LM Studio says "Not enough memory to load model"
The model requires more RAM than is available. Close other applications to free memory, or select a smaller quantization (Q3_K_S instead of Q4_K_M). As a rule: multiply the model file size by 1.2 to estimate the RAM needed. A 4.5 GB file needs ~5.4 GB free RAM.
The model is generating very slowly (under 5 tokens/sec)
The model is running entirely on CPU. Check GPU Layers in the right panel — if it shows 0, your GPU is not being used. On macOS, LM Studio enables Metal (GPU) automatically for Apple Silicon. On Windows/Linux with NVIDIA, ensure your driver is up to date and increase GPU Layers to the maximum value shown.
I cannot find a specific model in the LM Studio search
LM Studio searches Hugging Face for GGUF files. If a model is not appearing, try searching by the Hugging Face repository name directly (e.g., "bartowski/Llama-3.1-8B-Instruct-GGUF"). Some newer models may not be indexed yet.
The local server returns "model not found" errors
A model must be loaded in the Local Server tab before the server can respond. Open the Local Server tab, select a model from the dropdown, and click Start Server.

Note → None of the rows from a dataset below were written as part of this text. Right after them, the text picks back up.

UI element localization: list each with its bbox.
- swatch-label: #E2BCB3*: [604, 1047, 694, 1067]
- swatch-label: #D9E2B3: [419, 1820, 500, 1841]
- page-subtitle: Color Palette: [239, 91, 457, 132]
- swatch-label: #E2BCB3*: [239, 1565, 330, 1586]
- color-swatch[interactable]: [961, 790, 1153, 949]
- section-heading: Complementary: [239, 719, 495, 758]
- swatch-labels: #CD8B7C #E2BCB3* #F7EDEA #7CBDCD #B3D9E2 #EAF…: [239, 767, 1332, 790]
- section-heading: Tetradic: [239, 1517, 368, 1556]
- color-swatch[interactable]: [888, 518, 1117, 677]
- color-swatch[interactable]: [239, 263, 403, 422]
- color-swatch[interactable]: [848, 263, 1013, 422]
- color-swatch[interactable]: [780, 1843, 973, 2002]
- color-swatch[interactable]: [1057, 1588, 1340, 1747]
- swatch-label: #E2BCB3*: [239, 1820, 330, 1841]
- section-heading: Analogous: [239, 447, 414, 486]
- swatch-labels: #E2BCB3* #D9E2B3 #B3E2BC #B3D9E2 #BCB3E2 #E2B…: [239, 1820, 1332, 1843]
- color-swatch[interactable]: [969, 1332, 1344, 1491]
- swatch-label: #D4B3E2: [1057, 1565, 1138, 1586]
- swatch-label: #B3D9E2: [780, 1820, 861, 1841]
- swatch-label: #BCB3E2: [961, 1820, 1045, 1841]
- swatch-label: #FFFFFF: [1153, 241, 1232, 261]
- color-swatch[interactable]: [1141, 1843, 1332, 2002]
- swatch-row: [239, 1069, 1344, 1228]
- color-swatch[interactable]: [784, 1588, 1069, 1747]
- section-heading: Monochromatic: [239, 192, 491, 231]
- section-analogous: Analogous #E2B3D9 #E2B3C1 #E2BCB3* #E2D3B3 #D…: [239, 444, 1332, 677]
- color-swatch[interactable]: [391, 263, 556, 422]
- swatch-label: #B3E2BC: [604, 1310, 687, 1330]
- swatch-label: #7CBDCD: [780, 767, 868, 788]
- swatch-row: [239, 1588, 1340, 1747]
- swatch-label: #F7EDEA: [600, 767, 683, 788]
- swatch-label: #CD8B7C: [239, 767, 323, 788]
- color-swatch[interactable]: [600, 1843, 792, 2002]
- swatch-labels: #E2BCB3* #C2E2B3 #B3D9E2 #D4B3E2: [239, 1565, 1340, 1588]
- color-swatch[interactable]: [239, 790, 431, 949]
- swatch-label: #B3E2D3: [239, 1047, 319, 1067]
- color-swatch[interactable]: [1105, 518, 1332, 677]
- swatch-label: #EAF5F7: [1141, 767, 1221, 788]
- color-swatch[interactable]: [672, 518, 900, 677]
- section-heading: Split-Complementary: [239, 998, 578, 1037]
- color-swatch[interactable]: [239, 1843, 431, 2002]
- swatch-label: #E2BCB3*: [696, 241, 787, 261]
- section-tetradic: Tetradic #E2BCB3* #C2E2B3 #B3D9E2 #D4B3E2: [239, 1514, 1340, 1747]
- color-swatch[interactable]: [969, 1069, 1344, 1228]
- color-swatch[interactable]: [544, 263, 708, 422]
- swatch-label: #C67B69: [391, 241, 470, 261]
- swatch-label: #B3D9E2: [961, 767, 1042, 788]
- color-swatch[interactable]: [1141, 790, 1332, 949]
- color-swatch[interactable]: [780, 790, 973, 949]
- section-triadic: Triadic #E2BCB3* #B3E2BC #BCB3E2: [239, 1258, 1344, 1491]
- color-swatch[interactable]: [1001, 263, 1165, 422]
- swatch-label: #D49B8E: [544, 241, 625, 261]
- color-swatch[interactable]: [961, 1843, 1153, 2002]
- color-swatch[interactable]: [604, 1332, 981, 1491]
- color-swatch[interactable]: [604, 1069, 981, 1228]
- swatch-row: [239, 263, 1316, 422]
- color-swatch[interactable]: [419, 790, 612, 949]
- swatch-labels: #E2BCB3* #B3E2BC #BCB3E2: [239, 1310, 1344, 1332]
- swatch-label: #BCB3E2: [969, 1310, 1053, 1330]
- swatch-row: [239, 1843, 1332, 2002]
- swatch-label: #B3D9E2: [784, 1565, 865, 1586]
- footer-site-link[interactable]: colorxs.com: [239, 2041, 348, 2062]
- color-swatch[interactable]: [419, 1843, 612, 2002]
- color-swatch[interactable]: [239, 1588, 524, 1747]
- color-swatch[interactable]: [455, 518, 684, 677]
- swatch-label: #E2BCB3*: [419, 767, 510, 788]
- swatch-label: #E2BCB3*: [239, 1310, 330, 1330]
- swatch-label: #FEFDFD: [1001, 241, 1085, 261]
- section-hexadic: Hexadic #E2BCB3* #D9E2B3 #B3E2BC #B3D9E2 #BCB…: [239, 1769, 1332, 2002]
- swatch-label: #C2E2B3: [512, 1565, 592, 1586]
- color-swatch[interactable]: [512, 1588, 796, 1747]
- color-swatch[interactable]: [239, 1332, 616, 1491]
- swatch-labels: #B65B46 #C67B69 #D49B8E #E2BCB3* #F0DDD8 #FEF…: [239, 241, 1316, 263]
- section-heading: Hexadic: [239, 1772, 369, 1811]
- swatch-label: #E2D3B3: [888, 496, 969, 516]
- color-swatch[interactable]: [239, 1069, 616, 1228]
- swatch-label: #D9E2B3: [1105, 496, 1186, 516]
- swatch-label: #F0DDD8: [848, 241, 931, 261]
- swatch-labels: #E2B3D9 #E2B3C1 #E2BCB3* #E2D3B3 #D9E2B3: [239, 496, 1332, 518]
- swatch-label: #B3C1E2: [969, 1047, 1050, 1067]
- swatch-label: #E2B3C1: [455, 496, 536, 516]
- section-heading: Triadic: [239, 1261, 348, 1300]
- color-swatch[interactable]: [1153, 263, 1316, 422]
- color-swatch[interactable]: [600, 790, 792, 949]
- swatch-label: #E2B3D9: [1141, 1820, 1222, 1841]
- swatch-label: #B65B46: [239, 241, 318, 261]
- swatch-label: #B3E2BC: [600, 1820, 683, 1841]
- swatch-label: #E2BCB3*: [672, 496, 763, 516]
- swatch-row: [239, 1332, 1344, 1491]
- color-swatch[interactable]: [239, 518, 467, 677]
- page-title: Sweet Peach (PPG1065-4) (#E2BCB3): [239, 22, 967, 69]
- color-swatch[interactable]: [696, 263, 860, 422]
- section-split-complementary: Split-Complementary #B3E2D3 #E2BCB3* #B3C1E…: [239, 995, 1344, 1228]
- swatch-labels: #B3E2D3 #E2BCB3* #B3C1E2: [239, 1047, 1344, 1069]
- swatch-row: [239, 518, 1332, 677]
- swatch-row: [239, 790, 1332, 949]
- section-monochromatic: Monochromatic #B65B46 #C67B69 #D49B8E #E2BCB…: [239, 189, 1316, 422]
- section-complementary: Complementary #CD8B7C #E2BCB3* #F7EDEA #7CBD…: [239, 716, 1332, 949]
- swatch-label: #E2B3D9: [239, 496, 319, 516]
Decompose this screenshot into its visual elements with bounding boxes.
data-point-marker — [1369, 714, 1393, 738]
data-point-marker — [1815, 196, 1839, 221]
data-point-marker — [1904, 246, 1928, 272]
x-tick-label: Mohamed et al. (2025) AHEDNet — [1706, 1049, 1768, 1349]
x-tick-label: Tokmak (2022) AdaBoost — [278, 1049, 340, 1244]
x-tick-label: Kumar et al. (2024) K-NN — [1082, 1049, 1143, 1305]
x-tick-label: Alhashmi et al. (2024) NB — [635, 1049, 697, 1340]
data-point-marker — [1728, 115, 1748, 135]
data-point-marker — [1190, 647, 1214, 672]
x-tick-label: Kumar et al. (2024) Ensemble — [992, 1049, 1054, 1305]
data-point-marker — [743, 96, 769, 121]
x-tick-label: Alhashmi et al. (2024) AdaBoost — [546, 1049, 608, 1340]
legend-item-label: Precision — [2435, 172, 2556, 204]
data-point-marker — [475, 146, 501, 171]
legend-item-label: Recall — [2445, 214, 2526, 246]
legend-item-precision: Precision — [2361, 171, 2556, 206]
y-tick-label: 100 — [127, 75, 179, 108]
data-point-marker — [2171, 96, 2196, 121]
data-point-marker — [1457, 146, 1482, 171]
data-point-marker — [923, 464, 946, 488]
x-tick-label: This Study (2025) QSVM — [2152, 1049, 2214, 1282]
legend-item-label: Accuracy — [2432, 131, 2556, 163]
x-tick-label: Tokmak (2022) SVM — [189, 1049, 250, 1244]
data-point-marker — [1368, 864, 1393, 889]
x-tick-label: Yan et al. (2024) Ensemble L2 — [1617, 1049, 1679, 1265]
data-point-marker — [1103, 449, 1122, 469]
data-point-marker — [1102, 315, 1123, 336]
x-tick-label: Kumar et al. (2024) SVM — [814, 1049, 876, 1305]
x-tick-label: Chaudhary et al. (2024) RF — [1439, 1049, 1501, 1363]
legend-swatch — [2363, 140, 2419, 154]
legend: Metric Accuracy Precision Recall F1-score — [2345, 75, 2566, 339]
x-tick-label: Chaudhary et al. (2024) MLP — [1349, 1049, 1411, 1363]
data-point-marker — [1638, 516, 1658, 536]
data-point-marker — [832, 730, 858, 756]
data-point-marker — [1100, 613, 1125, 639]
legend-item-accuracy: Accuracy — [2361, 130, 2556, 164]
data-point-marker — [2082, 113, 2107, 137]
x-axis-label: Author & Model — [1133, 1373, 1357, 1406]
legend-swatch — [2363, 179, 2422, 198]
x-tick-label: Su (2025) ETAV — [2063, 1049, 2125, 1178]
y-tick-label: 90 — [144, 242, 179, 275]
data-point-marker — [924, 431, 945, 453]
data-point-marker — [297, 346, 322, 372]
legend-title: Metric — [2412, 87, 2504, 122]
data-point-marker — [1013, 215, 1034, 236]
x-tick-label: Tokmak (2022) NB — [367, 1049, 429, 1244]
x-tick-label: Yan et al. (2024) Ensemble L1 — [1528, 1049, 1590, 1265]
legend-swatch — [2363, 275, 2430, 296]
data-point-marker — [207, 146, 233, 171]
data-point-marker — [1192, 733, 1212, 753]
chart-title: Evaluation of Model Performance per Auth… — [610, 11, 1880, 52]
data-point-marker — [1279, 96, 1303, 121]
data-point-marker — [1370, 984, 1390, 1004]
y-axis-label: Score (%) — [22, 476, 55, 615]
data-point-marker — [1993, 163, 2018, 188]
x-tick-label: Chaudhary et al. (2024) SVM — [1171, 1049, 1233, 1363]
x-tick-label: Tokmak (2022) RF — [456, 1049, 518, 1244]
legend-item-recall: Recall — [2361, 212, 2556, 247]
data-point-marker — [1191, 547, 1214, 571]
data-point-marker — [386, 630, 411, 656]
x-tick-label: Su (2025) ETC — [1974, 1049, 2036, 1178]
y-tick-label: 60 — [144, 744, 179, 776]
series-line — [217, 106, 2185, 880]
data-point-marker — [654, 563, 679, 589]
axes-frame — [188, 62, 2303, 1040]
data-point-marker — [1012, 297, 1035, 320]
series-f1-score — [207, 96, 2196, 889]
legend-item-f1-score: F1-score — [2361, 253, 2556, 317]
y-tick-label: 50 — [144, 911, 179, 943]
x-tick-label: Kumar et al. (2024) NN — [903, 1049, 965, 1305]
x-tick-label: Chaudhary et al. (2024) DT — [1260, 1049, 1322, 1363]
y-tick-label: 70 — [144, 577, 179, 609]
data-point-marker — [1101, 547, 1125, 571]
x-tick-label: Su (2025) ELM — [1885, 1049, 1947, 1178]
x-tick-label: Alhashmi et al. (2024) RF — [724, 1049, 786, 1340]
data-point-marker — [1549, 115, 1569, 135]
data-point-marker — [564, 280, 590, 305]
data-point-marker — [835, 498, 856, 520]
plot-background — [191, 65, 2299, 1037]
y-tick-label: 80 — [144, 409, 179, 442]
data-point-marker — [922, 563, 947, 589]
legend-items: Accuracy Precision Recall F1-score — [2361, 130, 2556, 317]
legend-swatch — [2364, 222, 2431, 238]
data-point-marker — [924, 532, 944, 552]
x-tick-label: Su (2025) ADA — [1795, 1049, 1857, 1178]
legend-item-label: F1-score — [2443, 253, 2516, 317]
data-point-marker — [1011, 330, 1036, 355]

The model name in API requests can be any string — LM Studio uses whichever model is currently loaded.
What Are Your Next Steps After Installing LM Studio?
With LM Studio running, try Run Your First Local LLM to understand what response quality and speed to expect. For model recommendations matched to your hardware, see Best Beginner Local LLM Models. If you want to troubleshoot setup issues, see Troubleshooting Local LLM Setup.
Sources
- LM Studio Official Website — Downloads and documentation
- Hugging Face Model Hub — Full range of GGUF-quantized models
- LM Studio GitHub — Source code and community discussions
What Are Common Mistakes When Installing LM Studio?
- Not allocating enough system RAM for the model you selected in LM Studio settings.
- Using a pre-quantized model that is still too large for your GPU VRAM.
- Expecting instant responses from large models on CPU-only systems — response time will be 10–30 seconds.